SENTENCIA CONSTITUCIONAL Nº 734/00-R
Fecha: 28-Jul-2000
CONSIDERANDO:
CONSIDERANDO: Que, la recurrente en su demanda de fs. 86 a 92 de obrados, manifiesta que cuando desempeñaba el cargo de Jueza Instructora de la localidad de San Lucas del Departamento de Chuquisaca, se le inició un ilegal proceso fundado en falsas e interesadas denuncias, lo cual originó la suspensión de su cargo en tanto se tramitaba el mismo; empero, al final salió sobreseída de dicho proceso, por cuyo motivo solicitó al Consejo de la Judicatura la restitución a su cargo de Jueza de San Lucas, el pago de sus salarios devengados y de daños y perjuicios ocasionados, pagándole al fin y luego de muchas gestiones, sólo una tercera parte de sus haberes devengados, indicándole que referente a los daños y perjuicios, debía acudir a otras instancias, ante lo cual pidió aclaración, sin embargo, no se le informó nada negándole sus derechos humanos y constitucionales, atropellos -dice- que le niegan también su derecho al trabajo. Asimismo, expresa que postuló para Jueza de Partido de Tarabuco, habiendo sido la primera en la nómina debido a su currículum y a que cuenta con una especialidad en materia penal, pero no fue nombrada, designándose a otro que no contaba con los mismos méritos.

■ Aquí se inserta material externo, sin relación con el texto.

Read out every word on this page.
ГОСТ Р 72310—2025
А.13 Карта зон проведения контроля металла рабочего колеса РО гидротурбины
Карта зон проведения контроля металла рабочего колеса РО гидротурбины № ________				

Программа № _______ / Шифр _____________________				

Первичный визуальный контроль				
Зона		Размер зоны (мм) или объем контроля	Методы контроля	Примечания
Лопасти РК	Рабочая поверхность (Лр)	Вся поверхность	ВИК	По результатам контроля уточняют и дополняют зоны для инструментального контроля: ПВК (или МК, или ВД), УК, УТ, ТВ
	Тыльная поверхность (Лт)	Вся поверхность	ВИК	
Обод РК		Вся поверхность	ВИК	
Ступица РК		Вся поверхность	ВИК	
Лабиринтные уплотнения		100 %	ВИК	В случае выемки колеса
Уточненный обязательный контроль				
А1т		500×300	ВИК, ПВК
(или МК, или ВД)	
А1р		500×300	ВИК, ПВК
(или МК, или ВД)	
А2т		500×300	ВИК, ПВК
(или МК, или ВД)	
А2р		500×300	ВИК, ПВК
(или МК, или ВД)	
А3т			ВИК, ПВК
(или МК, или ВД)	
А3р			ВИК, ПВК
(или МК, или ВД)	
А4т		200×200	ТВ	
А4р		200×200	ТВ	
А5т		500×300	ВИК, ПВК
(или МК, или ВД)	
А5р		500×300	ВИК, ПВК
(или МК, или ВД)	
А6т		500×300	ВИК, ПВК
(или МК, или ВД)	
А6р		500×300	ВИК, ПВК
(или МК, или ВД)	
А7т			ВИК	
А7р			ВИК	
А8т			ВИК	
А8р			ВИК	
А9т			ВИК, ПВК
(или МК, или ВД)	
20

Acusa a los recurridos de haber infringido los arts. 163 del Código de Procedimiento Penal, 24, 30 y 176 de la Ley de Organización Judicial, y disposiciones transitorias de la Ley Nº 1817 a tiempo de dictar el Auto inicial sobre la base de simples fotocopias y a la Corte Suprema de Justicia de haber aplicado la Constitución de 1967 olvidando la vigencia de la de 1994 a tiempo de proceder a su suspensión, y de infringir los arts. 16 y 31 de la Constitución Política del Estado.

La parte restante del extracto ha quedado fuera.